A onda de violência que há meses atinge o Iraque e a Síria, continua fazendo muitas vítimas inocentes e deslocando milhares de pessoas de suas próprias casas. O patriarca iraquiano Luis Sako, em entrevista à Aleteia, explicou como está organizando, em conjunto com o governo do Iraque, uma operação humanitária para transferir o maior número possível de cristãos refugiados para Bagdá.

Dom Luis também criticou aos ataques norte-americanos e afirmou que a solução para a crise passa por um acordo mais amplo com o envolvimento do governo curdo e do governo central iraquiano.

    "Sem uma estratégia geral, o sonho de voltar a ver o povo retornando nas próprias casas não acontecerá", disse Dom Luis Sako / Foto: AIS

“Sem uma estratégia geral, o sonho de voltar a ver o povo retornando nas próprias casas não acontecerá”, disse Dom Luis Sako / Foto: AIS

Sua Beatitude, nos microfones da CNN, Mark Arabo, um empresário californiano e líder cristão, falou de “genocídio dos cristãos” e de “sistemática decapitação das crianças”, por parte do EI. Ele falou também que precisamente “em Mossul existe um parque onde são decapitadas as crianças e suas cabeças são colocadas em varas”. O senhor pode nos confirmar, ou desmentir esta notícia?

Nada disso.

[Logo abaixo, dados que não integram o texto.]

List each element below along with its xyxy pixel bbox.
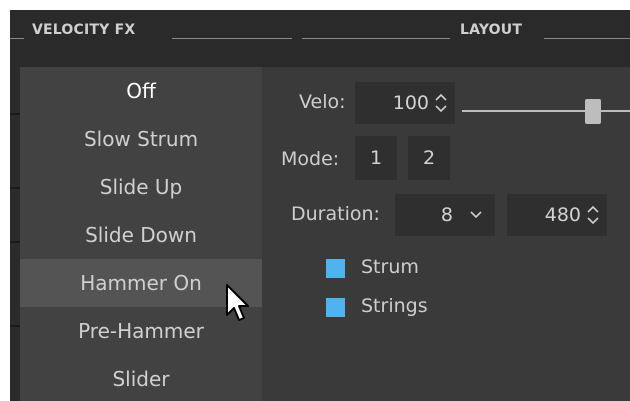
mode-label: Mode: [281,148,340,170]
menu-item-off[interactable]: Off [20,67,262,115]
background-keyboard-strip [10,67,20,401]
duration-label: Duration: [291,203,380,225]
velo-label: Velo: [299,91,346,113]
strip-tick [10,325,20,327]
velo-value: 100 [392,92,429,114]
velo-spinbox[interactable]: 100 [355,82,455,124]
layout-title: LAYOUT [460,22,523,38]
menu-item-slider[interactable]: Slider [20,355,262,401]
velocity-fx-menu: Off Slow Strum Slide Up Slide Down Hamme… [20,67,262,401]
mouse-cursor-icon [226,284,249,321]
velocity-fx-title: VELOCITY FX [32,22,136,38]
duration-spinbox[interactable]: 480 [507,194,607,236]
mode-button-2[interactable]: 2 [408,136,450,180]
velo-slider-track[interactable] [462,110,630,112]
strip-tick [10,187,20,189]
header-rule-left [10,38,24,39]
strip-tick [10,241,20,243]
strings-checkbox[interactable] [326,298,345,317]
velo-slider-thumb[interactable] [585,99,601,124]
spinner-icon[interactable] [586,204,600,226]
header-rule-mid-2 [302,38,450,39]
strum-label: Strum [361,256,419,278]
spinner-icon[interactable] [434,92,448,114]
duration-select-value: 8 [440,204,453,226]
strip-tick [10,113,20,115]
header-rule-right [544,38,630,39]
menu-item-slow-strum[interactable]: Slow Strum [20,115,262,163]
velocity-fx-panel: VELOCITY FX LAYOUT Off Slow Strum Slide … [10,10,630,401]
header-bar: VELOCITY FX LAYOUT [10,10,630,67]
menu-item-slide-up[interactable]: Slide Up [20,163,262,211]
menu-item-slide-down[interactable]: Slide Down [20,211,262,259]
duration-select[interactable]: 8 [395,194,495,236]
chevron-down-icon [470,211,482,219]
strings-label: Strings [361,295,428,317]
header-rule-mid-1 [172,38,292,39]
mode-button-1[interactable]: 1 [355,136,397,180]
strum-checkbox[interactable] [326,259,345,278]
duration-spin-value: 480 [544,204,581,226]
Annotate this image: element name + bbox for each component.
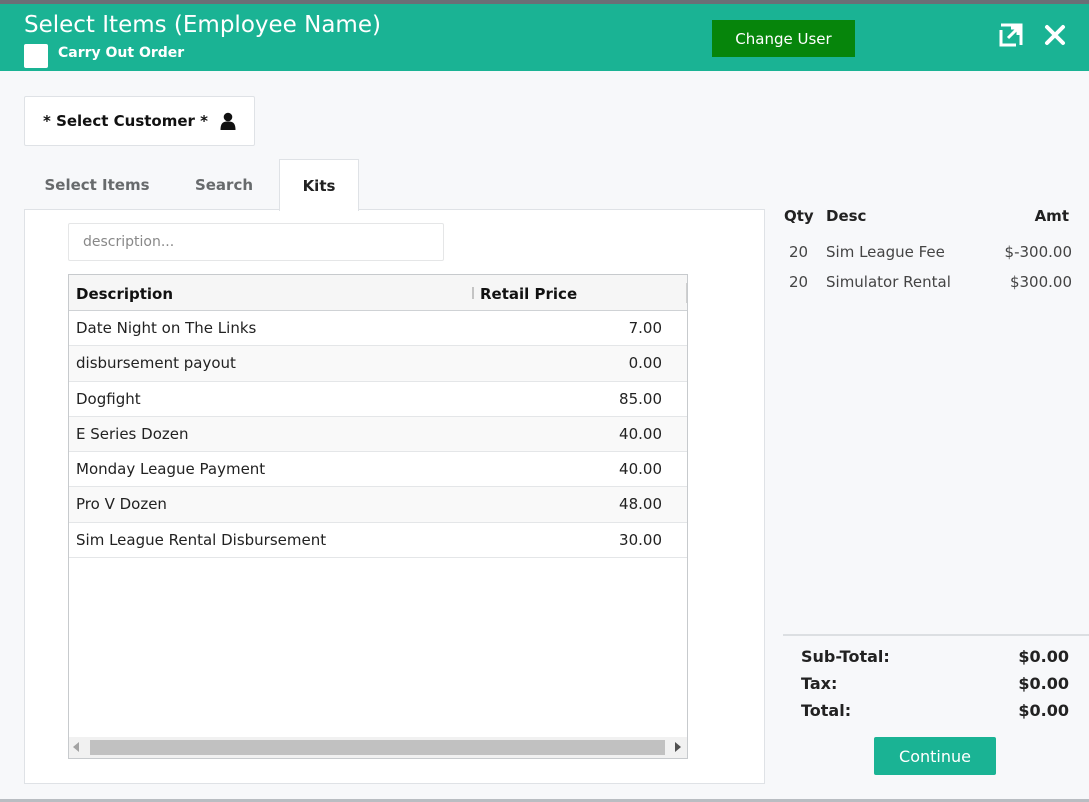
order-line-amt: $300.00 [1009, 273, 1072, 291]
change-user-button[interactable]: Change User [712, 20, 855, 57]
carry-out-label: Carry Out Order [58, 45, 185, 61]
cell-retail-price: 85.00 [619, 389, 662, 408]
cell-retail-price: 7.00 [628, 319, 662, 337]
table-row[interactable]: Dogfight 85.00 [69, 382, 687, 417]
cell-retail-price: 0.00 [628, 354, 662, 373]
column-divider [686, 283, 687, 303]
cell-description: Dogfight [76, 389, 141, 408]
order-line[interactable]: 20 Sim League Fee $-300.00 [783, 243, 1089, 273]
carry-out-checkbox[interactable] [24, 44, 48, 68]
table-row[interactable]: Sim League Rental Disbursement 30.00 [69, 523, 687, 559]
order-line-qty: 20 [789, 243, 809, 261]
order-line-desc: Sim League Fee [826, 243, 945, 261]
close-icon[interactable] [1042, 22, 1068, 48]
table-row[interactable]: Pro V Dozen 48.00 [69, 487, 687, 523]
cell-description: Date Night on The Links [76, 319, 257, 337]
select-customer-label: * Select Customer * [43, 112, 208, 130]
expand-icon[interactable] [998, 22, 1024, 48]
dialog-header: Select Items (Employee Name) Carry Out O… [0, 4, 1089, 71]
subtotal-value: $0.00 [1018, 647, 1069, 666]
scroll-right-arrow-icon[interactable] [675, 742, 681, 752]
tab-select-items[interactable]: Select Items [26, 160, 168, 210]
table-row[interactable]: Date Night on The Links 7.00 [69, 311, 687, 347]
table-row[interactable]: E Series Dozen 40.00 [69, 416, 687, 453]
column-resize-handle[interactable] [472, 287, 474, 299]
order-line-amt: $-300.00 [1004, 243, 1072, 261]
scroll-left-arrow-icon[interactable] [73, 742, 79, 752]
order-line-qty: 20 [789, 273, 809, 291]
column-header-retail-price[interactable]: Retail Price [480, 285, 577, 303]
continue-button[interactable]: Continue [874, 737, 996, 775]
cell-retail-price: 48.00 [619, 495, 662, 514]
cell-retail-price: 40.00 [619, 424, 662, 443]
table-row[interactable]: disbursement payout 0.00 [69, 346, 687, 382]
order-line-desc: Simulator Rental [826, 273, 951, 291]
horizontal-scrollbar[interactable] [69, 737, 687, 758]
order-header-qty: Qty [784, 207, 814, 225]
tax-value: $0.00 [1018, 674, 1069, 693]
grid-body: Date Night on The Links 7.00 disbursemen… [69, 311, 687, 559]
subtotal-label: Sub-Total: [801, 647, 890, 666]
cell-description: Monday League Payment [76, 460, 266, 479]
total-value: $0.00 [1018, 701, 1069, 720]
cell-retail-price: 30.00 [619, 530, 662, 549]
cell-description: disbursement payout [76, 354, 236, 373]
dialog-title: Select Items (Employee Name) [24, 12, 381, 38]
scrollbar-thumb[interactable] [90, 740, 665, 755]
user-icon [220, 112, 236, 130]
cell-description: E Series Dozen [76, 424, 189, 443]
tab-kits[interactable]: Kits [279, 159, 359, 211]
kits-grid: Description Retail Price Date Night on T… [68, 274, 688, 759]
table-row[interactable]: Monday League Payment 40.00 [69, 452, 687, 488]
cell-description: Sim League Rental Disbursement [76, 530, 327, 549]
order-header-amt: Amt [1034, 207, 1069, 225]
dialog-body: * Select Customer * Select Items Search … [0, 71, 1089, 800]
tax-label: Tax: [801, 674, 838, 693]
tab-search[interactable]: Search [176, 160, 272, 210]
cell-retail-price: 40.00 [619, 460, 662, 479]
order-line[interactable]: 20 Simulator Rental $300.00 [783, 273, 1089, 303]
total-label: Total: [801, 701, 852, 720]
column-header-description[interactable]: Description [76, 285, 173, 303]
kits-panel: Description Retail Price Date Night on T… [24, 209, 765, 784]
select-customer-button[interactable]: * Select Customer * [24, 96, 255, 146]
order-header-desc: Desc [826, 207, 867, 225]
totals-divider [783, 634, 1089, 636]
cell-description: Pro V Dozen [76, 495, 167, 514]
grid-header: Description Retail Price [69, 275, 687, 311]
description-search-input[interactable] [68, 223, 444, 261]
order-lines: 20 Sim League Fee $-300.00 20 Simulator … [783, 243, 1089, 303]
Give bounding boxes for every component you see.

Não acorreu nenhuma decapitação. Em Mossul, o dinheiro foi roubado, mas os cristãos não foram atacados fisicamente. Aconteceu uma grande fuga em massa e muito pânico na planície de Nínive. As pessoas foram literalmente expulsas das próprias casas. Um homem foi morto durante um momento de tensão enquanto tentava atravessar o check point.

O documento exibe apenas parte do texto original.